Focus on Sustainability

Okray Family Farms is a family owned company with a focus on sustainability and social responsibility. Our efforts toward local sourcing coupled with carbon footprint reductions, equitable hiring opportunities and fair trade practices have earned us a spot in the Vegetable Growers ‘Top 100’, and it is our goal to not only maintain these qualities but improve upon them as well, working to reduce emissions and stay as environmentally friendly as possible while still providing consumers with the highest quality product available at an affordable price.

Carbon Footprint Info

Okray Family Farms is conscious of the impact that farming operations have on the land and the natural resources, and are taking steps to reduce their carbon emissions, or the overall adverse effect that the operation has on the environment. That’s why, as of 2012, the company has mapped out their entire carbon footprint and drawn up a plan to reduce their emissions significantly over the next ten years.

The "Cool Farm Tool" (CFT) was used to create the Okray Family Farms carbon footprint map and their 10-year carbon emissions reduction plan. The CFT was developed by Unilever, The University of Aberdeen in Scotland and the Sustainable Food Lab in Hartland, Vermont. For more information about using the CFT on your farm to help make more informed decisions that reduce your environmental impact, please visit

Central Wisconsin Windshed Partnership

Okray Family Farms has been working with the Central Wisconsin Windshed Partnership at the Hancock Agricultural Research Station since 2000, adding over 25 miles of windbreaks to the edges of production fields to reduce the detrimental impact of wind erosion over the flat, sandy soils of Portage County.

Warehouse Equipment

Storing potatoes requires a constant cool temperature and low relative humidity, and achieving this requires the use of air conditioners or heaters, depending on the season. To improve efficiency and cut down on the amount of energy being wasted, the company has had both storage coolers entirely sealed with spray foam insulation and coated with a layer of thin cement. The resulting effect is a temperature that is held more consistently with the use of just a fraction of the energy.

Recently, an air curtain was added to the facility, between the packing plant and the storage coolers. The air curtain operates on pennies a day, blowing a steady stream of air from the top of the doorway down to the floor, and keeps cool air circulating inside the cooler while simultaneously keeping the warmer air out, which in turn increases the plants efficiency and frees up resources to be used elsewhere.

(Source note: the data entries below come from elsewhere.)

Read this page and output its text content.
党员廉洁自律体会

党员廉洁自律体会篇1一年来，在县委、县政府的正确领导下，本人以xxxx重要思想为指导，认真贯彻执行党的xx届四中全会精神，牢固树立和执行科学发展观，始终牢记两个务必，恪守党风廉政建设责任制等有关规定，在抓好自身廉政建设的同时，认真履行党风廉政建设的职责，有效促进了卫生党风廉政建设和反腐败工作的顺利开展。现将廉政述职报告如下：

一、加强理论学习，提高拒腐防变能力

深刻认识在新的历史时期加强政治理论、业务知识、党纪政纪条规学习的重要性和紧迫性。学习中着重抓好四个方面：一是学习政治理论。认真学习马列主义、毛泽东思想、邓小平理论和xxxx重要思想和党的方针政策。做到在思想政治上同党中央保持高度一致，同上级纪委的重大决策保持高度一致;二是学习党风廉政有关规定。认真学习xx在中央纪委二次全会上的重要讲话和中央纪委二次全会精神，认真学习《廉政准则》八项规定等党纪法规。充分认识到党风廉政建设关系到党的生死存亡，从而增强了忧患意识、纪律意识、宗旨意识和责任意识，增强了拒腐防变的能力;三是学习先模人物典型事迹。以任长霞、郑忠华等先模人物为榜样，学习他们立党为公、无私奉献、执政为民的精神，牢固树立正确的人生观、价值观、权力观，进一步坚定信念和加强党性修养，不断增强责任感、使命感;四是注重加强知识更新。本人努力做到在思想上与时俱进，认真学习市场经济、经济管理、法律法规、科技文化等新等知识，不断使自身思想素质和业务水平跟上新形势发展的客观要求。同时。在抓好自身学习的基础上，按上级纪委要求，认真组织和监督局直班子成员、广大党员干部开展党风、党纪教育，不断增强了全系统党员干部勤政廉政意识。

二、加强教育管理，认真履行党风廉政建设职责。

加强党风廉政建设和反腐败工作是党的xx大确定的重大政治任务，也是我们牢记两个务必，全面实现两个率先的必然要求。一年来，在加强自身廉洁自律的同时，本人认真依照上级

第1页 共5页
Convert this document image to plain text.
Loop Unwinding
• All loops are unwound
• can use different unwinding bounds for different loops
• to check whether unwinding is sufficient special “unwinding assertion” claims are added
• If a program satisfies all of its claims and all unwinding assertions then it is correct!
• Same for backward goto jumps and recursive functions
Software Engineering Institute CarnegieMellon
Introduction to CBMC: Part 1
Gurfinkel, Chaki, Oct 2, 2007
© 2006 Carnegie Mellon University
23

Another recent addition in keeping with the increased efficiency trend has been that of a new type of dryer; when the potatoes come into the plant to be packaged, they must be dried before they are sorted. In the past, heat and forced air were used and were escaping at an alarming rate, which was expensive and incredibly wasteful. Instead, the plant now uses a series of air knives to dry the product, which emit compressed air more precisely and at a higher speed, similar to the new types of hand driers used in public restrooms. With these new driers, the company is able to cut back on the amount of heat escaping the plant without being used, and exponentially decrease the amount of energy used to dry the product.

Quality Deer Management Association

Okray Family Farms is a member of the Quality Deer Management Association, participating in their program and working to improve herd and habitat management and monitoring. QDMA promotes the harvesting of deer depending on herd size and pressure, and works toward the health of the herd and the habitat they live in, which in turn improves the overall quality of the woodlands and other areas enrolled in the QDMA program.

Rotation Schedule

Over the past few years, Okray Family Farms has been working toward moving from a 3-year rotation schedule to a 4-year schedule. Rotating each field between potatoes, corn, beans, and peas not only allows the soil a longer window of time to recover from the previous years crop, but also decreases pest and disease populations and helps to incorporate different nutrients into the soil each year.

Cover Cropping

After the crops are removed from the field each year, the soil is left exposed and vulnerable to erosion by both wind and water. To combat the harsh effects of erosion, all potato fields are planted with a cover crop after the potatoes are harvested – usually rye grass, oats, sudan grass, or red clover. This cover crop is left on the field all winter long, and is tilled under in the spring to add nutrients to the soil in preparation for planting the next crop.